Baptiste Coulmont, maître de conférences au département de sociologie de l’université Paris 8, a publié une tribune libre dans le quotidien Libération

Interdire les sex-shops ?
Par Baptiste COULMONT
Libération, Mardi 11 juillet 2006

Dans le cadre d’un texte de loi sur la protection de l’enfance (Libération du 7 juillet), des députés UMP se sont mis en tête d’interdire les sex-shops à proximité des lieux fréquentés par des mineurs, par amendement : «Est interdite l’installation, à moins de deux cents mètres d’un établissement recevant habituellement des mineurs, d’un établissement dont l’activité est la vente ou la mise à disposition du public de publications ou de produits dont la vente aux mineurs est prohibée.» Depuis une ordonnance du Conseil d’Etat de 2005, les maires peuvent interdire leur installation en cas d’opposition locale. Depuis une loi de 1987, ils sont déjà interdits d’installation à moins de cent mètres des établissements scolaires. Depuis la loi de finance du 30 décembre 1986, leurs bénéfices sont surtaxés. Depuis 1973, leurs vitrines doivent être opaques. Depuis 1970, ils sont interdits d’entrée aux mineurs. Les tribunaux déclarent régulièrement que ce ne sont pas des commerces de «bons pères de famille» et que les règlements de copropriété peuvent les interdire. Des associations de quartier protestent contre leur implantation. La mairie de Paris rachète certains locaux pour les transformer en commerces agréables. Des députés, comme Bernard Perrut, (promoteur de l’amendement), pensent que des enfants pourraient être «témoins de comportements tendancieux liés aux sex-shops».

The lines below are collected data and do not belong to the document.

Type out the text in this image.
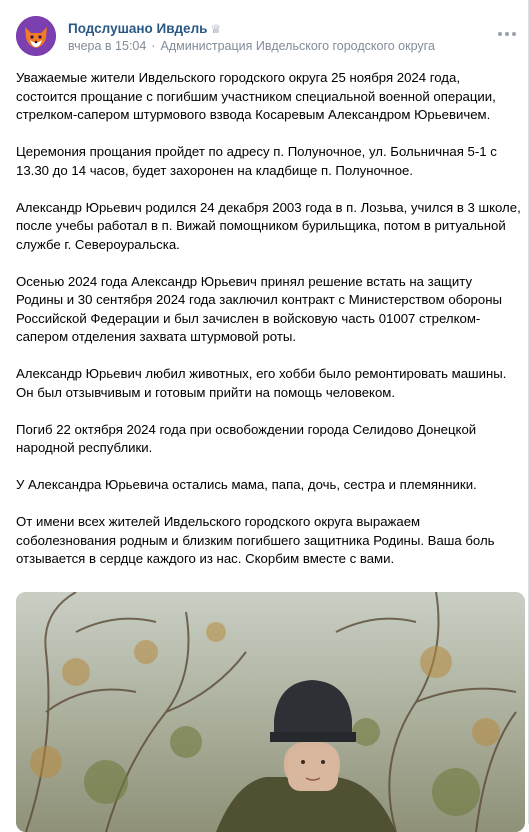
Подслушано Ивдель ♕
вчера в 15:04 · Администрация Ивдельского городского округа

Уважаемые жители Ивдельского городского округа 25 ноября 2024 года, состоится прощание с погибшим участником специальной военной операции, стрелком-сапером штурмового взвода Косаревым Александром Юрьевичем.

Церемония прощания пройдет по адресу п. Полуночное, ул. Больничная 5-1 с 13.30 до 14 часов, будет захоронен на кладбище п. Полуночное.

Александр Юрьевич родился 24 декабря 2003 года в п. Лозьва, учился в 3 школе, после учебы работал в п. Вижай помощником бурильщика, потом в ритуальной службе г. Североуральска.

Осенью 2024 года Александр Юрьевич принял решение встать на защиту Родины и 30 сентября 2024 года заключил контракт с Министерством обороны Российской Федерации и был зачислен в войсковую часть 01007 стрелком-сапером отделения захвата штурмовой роты.

Александр Юрьевич любил животных, его хобби было ремонтировать машины. Он был отзывчивым и готовым прийти на помощь человеком.

Погиб 22 октября 2024 года при освобождении города Селидово Донецкой народной республики.

У Александра Юрьевича остались мама, папа, дочь, сестра и племянники.

От имени всех жителей Ивдельского городского округа выражаем соболезнования родным и близким погибшего защитника Родины. Ваша боль отзывается в сердце каждого из нас. Скорбим вместе с вами.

Les «bonnes moeurs» ont perdu toute force juridique, et la pornographie se diffuse un peu partout. Mais les seuls lieux spécifiquement consacrés à la consommation pornographique (et à la masturbation solitaire payante) se voient encadrés par un droit de plus en plus strict. Ce n’est plus la morale de la société dans son ensemble qui constitue l’étalon du droit des comportements, mais la bonne vie psychique et mentale des mineurs. Très efficaces, socialement et juridiquement, les enfants forment la base des arguments. C’est enfin un traitement urbanistique qui est proposé, la création de zones plus ou moins sexualisées. Il ne s’agit jamais d’interdire totalement ce type de magasins, mais de les éloigner de là où l’on habite. Car, finalement, c’est aussi la tranquillité locale que l’on recherche. Le nouvel ordre moral est donc fort complexe : il ne s’appuie plus sur les bonnes moeurs, mais sur un nouveau triptyque : la dignité, les enfants, le zonage. Une morale absolue, des personnes en danger, des espaces protégés.
Par Baptiste Coulmont maître de conférences à l’université Paris-VIII (Vincennes Saint-Denis).